Understanding BTQL SQL linter warnings

Summary
Warning 1: Missing timestamp filter (fires before execution)
Why it fires
What triggers it
What satisfies it
What this warning does NOT mean
Warning 2: Query retrieves full span documents (fires after execution)
Why it fires
What typically triggers it
Workaround
Warning 3: Filter pushdown may have failed (fires after execution)
Why it fires
Common causes
Workaround
Warning 4: Sort pushdown may have failed (fires after execution)
Why it fires
Common causes
Workaround
Warning 5: GroupBy node — may be expensive at high cardinality (fires after execution)
Why it fires
Workaround
What this warning does NOT mean
Warning 6: Dynamic group-by collector — slower than columnar (fires after execution)
Why it fires
Common causes
Workaround
Summary
References

Applies to:

Plan -
Deployment -

Summary

Issue: The SQL sandbox shows a warning indicator next to the Run button, flagging a query as likely slow before or after execution. Cause: The linter detected a query pattern or execution plan shape associated with poor performance. All warnings are advisory — the query will still run and return correct results. Resolution: Varies by warning type. Each warning points to a different structural issue in the query or execution plan.

Warnings never block execution. A query with warnings may complete fine on small datasets but slow down or time out at scale.

Warning 1: Missing timestamp filter (fires before execution)

“This query may scan too much data and run slowly. Add a range filter on created, _xact_id, or _pagination_key, or scope to a specific root_span_id or id.”

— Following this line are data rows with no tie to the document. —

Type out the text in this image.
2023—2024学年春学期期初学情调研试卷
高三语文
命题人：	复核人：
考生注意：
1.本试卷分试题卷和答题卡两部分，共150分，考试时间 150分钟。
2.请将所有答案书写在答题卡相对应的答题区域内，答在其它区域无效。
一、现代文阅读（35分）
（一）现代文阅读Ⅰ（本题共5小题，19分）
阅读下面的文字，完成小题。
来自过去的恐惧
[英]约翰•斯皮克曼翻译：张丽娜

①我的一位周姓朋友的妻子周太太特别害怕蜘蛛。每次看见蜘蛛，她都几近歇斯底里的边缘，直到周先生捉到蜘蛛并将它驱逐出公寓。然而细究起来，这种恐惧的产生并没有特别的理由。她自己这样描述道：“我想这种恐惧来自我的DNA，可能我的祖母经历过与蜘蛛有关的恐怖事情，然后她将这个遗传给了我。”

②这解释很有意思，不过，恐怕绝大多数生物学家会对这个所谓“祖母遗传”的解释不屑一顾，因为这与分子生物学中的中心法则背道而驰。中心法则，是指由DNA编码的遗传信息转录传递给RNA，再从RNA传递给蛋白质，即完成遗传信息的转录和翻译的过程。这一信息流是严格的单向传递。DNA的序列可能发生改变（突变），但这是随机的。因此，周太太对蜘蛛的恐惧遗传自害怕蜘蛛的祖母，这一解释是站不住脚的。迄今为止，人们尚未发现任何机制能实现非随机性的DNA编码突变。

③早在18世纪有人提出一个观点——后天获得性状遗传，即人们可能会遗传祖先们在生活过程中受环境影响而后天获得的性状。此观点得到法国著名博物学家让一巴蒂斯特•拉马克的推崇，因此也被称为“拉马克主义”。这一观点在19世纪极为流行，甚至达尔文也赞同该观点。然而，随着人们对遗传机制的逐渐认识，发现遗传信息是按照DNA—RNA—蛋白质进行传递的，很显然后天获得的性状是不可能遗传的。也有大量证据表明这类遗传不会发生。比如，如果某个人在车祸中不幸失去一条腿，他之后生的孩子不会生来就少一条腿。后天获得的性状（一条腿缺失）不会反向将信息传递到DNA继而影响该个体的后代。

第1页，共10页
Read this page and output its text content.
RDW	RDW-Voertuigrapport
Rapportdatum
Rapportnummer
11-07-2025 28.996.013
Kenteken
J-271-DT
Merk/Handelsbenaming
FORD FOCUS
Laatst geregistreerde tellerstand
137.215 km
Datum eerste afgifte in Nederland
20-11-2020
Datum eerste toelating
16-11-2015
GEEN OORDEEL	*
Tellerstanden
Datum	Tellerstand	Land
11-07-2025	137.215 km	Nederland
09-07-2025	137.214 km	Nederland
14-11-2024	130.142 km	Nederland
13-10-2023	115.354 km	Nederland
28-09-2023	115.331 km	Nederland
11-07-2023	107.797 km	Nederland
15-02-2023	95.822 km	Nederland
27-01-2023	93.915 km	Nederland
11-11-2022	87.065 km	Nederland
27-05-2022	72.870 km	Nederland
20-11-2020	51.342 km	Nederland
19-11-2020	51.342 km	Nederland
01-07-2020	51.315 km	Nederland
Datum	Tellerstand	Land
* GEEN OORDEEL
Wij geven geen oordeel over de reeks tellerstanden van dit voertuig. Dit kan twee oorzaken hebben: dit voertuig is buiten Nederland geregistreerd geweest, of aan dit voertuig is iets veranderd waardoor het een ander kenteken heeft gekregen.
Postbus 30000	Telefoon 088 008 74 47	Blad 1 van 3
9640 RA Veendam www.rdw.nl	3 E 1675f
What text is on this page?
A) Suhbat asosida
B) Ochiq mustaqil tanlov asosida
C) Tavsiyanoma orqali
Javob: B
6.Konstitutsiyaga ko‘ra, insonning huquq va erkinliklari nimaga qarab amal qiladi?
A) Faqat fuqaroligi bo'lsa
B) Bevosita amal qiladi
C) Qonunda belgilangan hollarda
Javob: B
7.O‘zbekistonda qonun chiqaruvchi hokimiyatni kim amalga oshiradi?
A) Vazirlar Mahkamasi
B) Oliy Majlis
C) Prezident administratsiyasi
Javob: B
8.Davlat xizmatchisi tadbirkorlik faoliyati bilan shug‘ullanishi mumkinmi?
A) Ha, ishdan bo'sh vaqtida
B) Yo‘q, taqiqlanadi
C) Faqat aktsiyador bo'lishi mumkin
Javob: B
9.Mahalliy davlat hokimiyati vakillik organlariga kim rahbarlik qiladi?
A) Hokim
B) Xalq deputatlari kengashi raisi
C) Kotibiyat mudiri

This is the only warning that fires before the query runs, based solely on the query text. It applies only to project_logs() queries.

Why it fires

Without a range bound, a project_logs() query scans your entire project history regardless of any other filters. Other predicates (like metadata.session_id = 'x') don’t help because they’re applied after the scan, not before.

What triggers it

-- ❌ No timestamp filter — fires warning
SELECT id, input, output
FROM project_logs('proj-id')
WHERE metadata.user_id = 'u_42';

-- ❌ Equality on created is not a range filter — still fires
SELECT id FROM project_logs('proj-id')
WHERE created = '2024-01-01';

-- ❌ IS NOT NULL is not a range filter — still fires
SELECT id FROM project_logs('proj-id')
WHERE created IS NOT NULL;

-- ❌ `timestamp` field does not count — only the literal `created` column
SELECT id FROM project_logs('proj-id')
WHERE timestamp >= now() - INTERVAL 1 DAY;

What satisfies it

-- ✅ Range on created (most common)
SELECT id, scores.accuracy
FROM project_logs('proj-id')
WHERE created >= now() - INTERVAL 7 DAY;

-- ✅ Range on _xact_id
SELECT id FROM project_logs('proj-id')
WHERE _xact_id >= 12345;

-- ✅ Range on _pagination_key
SELECT id FROM project_logs('proj-id')
WHERE _pagination_key >= '2025-01-01T00:00:00Z';

-- ✅ Equality filter on id or root_span_id
SELECT id, input, output
FROM project_logs('proj-id')
WHERE root_span_id = 'trace_abc';

SELECT id FROM project_logs('proj-id')
WHERE id IN ('span_a', 'span_b', 'span_c');

BETWEEN may or may not satisfy the rule depending on how the parser represents it. Use explicit >= / <= to be safe.

What this warning does NOT mean

It does not apply to experiment(), dataset(), view(), or other sources — only project_logs().
Nested id/root_span_id equality inside AND/OR still counts — the linter walks the full filter tree.
If the query fails to parse, zero warnings are shown — a clean result here does not mean the query is valid.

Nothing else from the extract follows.